Students at the College of Charleston participated in the Food Stamp Challenge, a national effort to raise awareness of millions of low-income Americans that live on food stamps. Students documented their efforts to shop for food with only $4.40 per day, the equivalent of a South Carolina food stamp.
“I am lucky enough to have never truly been hungry enough that I didn’t know where my next meal would come from,” Leni said. “I want to gain perspective by living with less, so I can experience a taste of the emotions, frustrations, assumptions that the hungry have to encounter every day.”
The Food Stamp Challenge was part of the College’s participation in Hunger and Homelessness Awareness, led by the Center for Civic Engagement.

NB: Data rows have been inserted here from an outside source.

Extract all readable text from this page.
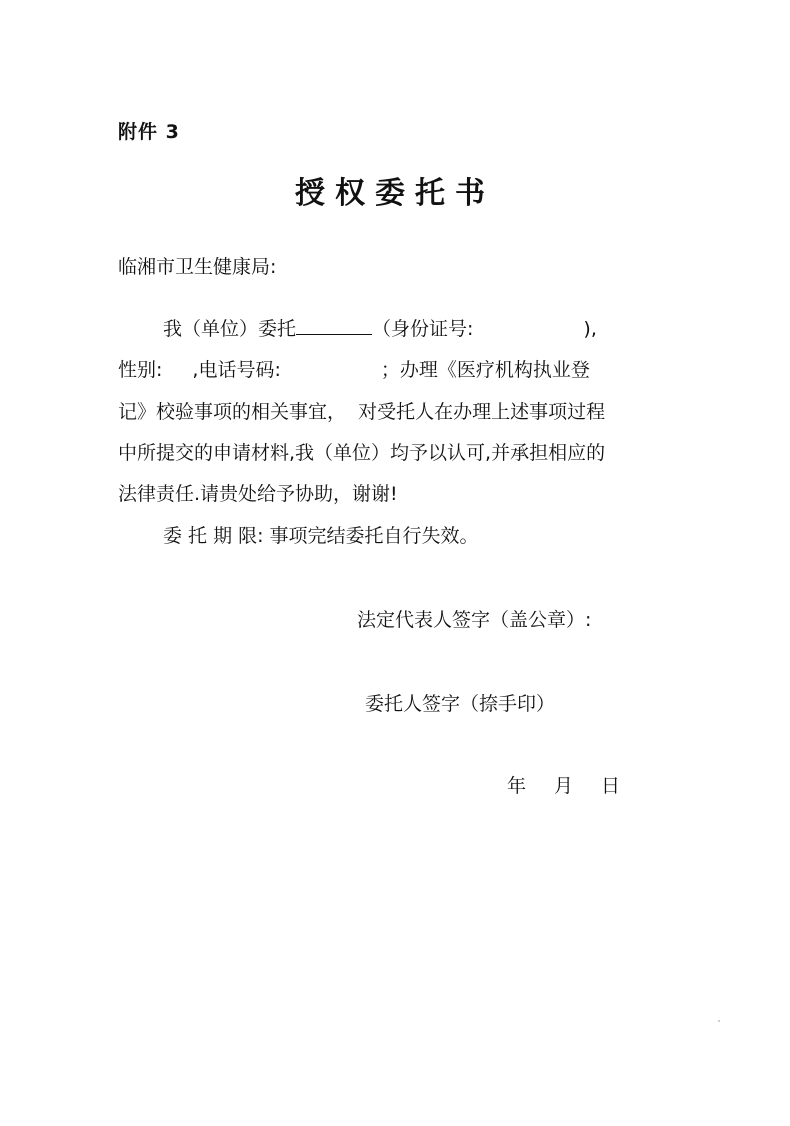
附件 3
授权委托书
临湘市卫生健康局:
我（单位）委托	（身份证号:	),
性别: ,电话号码:	；办理《医疗机构执业登
记》校验事项的相关事宜，  对受托人在办理上述事项过程
中所提交的申请材料,我（单位）均予以认可,并承担相应的
法律责任.请贵处给予协助，谢谢!
委 托 期 限: 事项完结委托自行失效。
法定代表人签字（盖公章）:
委托人签字（捺手印）
年 月 日
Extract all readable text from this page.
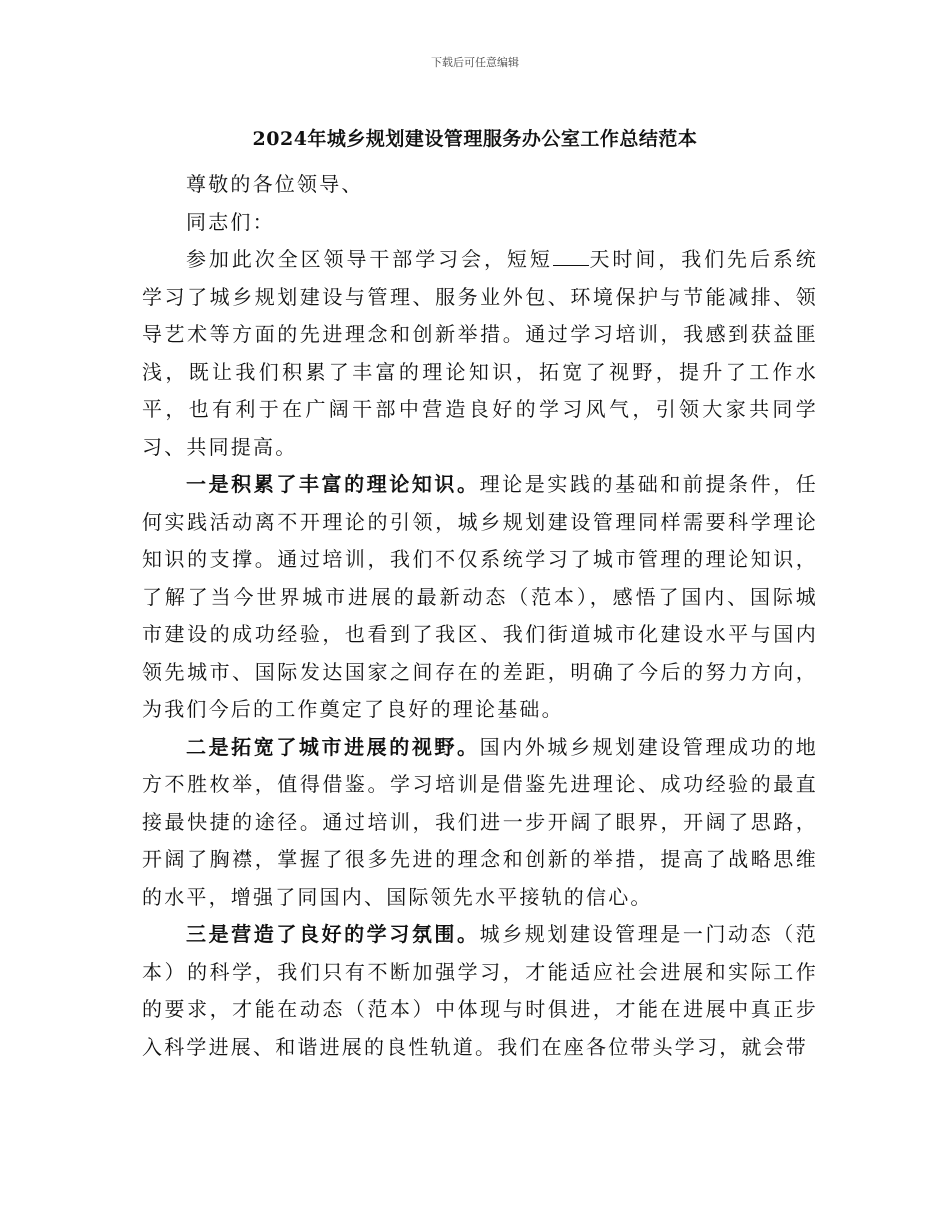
下载后可任意编辑
2024年城乡规划建设管理服务办公室工作总结范本

尊敬的各位领导、

同志们：

参加此次全区领导干部学习会，短短 天时间，我们先后系统学习了城乡规划建设与管理、服务业外包、环境保护与节能减排、领导艺术等方面的先进理念和创新举措。通过学习培训，我感到获益匪浅，既让我们积累了丰富的理论知识，拓宽了视野，提升了工作水平，也有利于在广阔干部中营造良好的学习风气，引领大家共同学习、共同提高。

一是积累了丰富的理论知识。理论是实践的基础和前提条件，任何实践活动离不开理论的引领，城乡规划建设管理同样需要科学理论知识的支撑。通过培训，我们不仅系统学习了城市管理的理论知识，了解了当今世界城市进展的最新动态（范本），感悟了国内、国际城市建设的成功经验，也看到了我区、我们街道城市化建设水平与国内领先城市、国际发达国家之间存在的差距，明确了今后的努力方向，为我们今后的工作奠定了良好的理论基础。

二是拓宽了城市进展的视野。国内外城乡规划建设管理成功的地方不胜枚举，值得借鉴。学习培训是借鉴先进理论、成功经验的最直接最快捷的途径。通过培训，我们进一步开阔了眼界，开阔了思路，开阔了胸襟，掌握了很多先进的理念和创新的举措，提高了战略思维的水平，增强了同国内、国际领先水平接轨的信心。

三是营造了良好的学习氛围。城乡规划建设管理是一门动态（范本）的科学，我们只有不断加强学习，才能适应社会进展和实际工作的要求，才能在动态（范本）中体现与时俱进，才能在进展中真正步入科学进展、和谐进展的良性轨道。我们在座各位带头学习，就会带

Five students participated and blogged about their experience in the challenge.
Students could only use $4.40 per day for one week to eat, including food shopping and dining out.
At first students brainstormed ideas to stretch their money through the week.
“So today I had this brilliant idea,” Abby said, “ of keeping with my values of reduce-reuse-recycle, going to the Bagel Shop and buying their day-old bagels.”
By day three students began to feel the repercussions of limited food.
“Amidst the chaos of life, work, and school, feeling hungry and broke makes concentrating or being positive difficult,” Mollie said.
“I would say I am at a better place than yesterday,” Leni said. “It’s as if my stomach is getting used to the feeling of hunger.”
By the end of the week, the students were able to think critically about the impact of hunger and homelessness.
“The point is exposure, and openness to questioning. College students are able to block out signs of hunger and homelessness because they can simply turn away,” Abby said.
The Center for Civic Engagement is hoping to make this a Hunger and Homelessness Awareness Week tradition at the College, expanding efforts and visibility next year.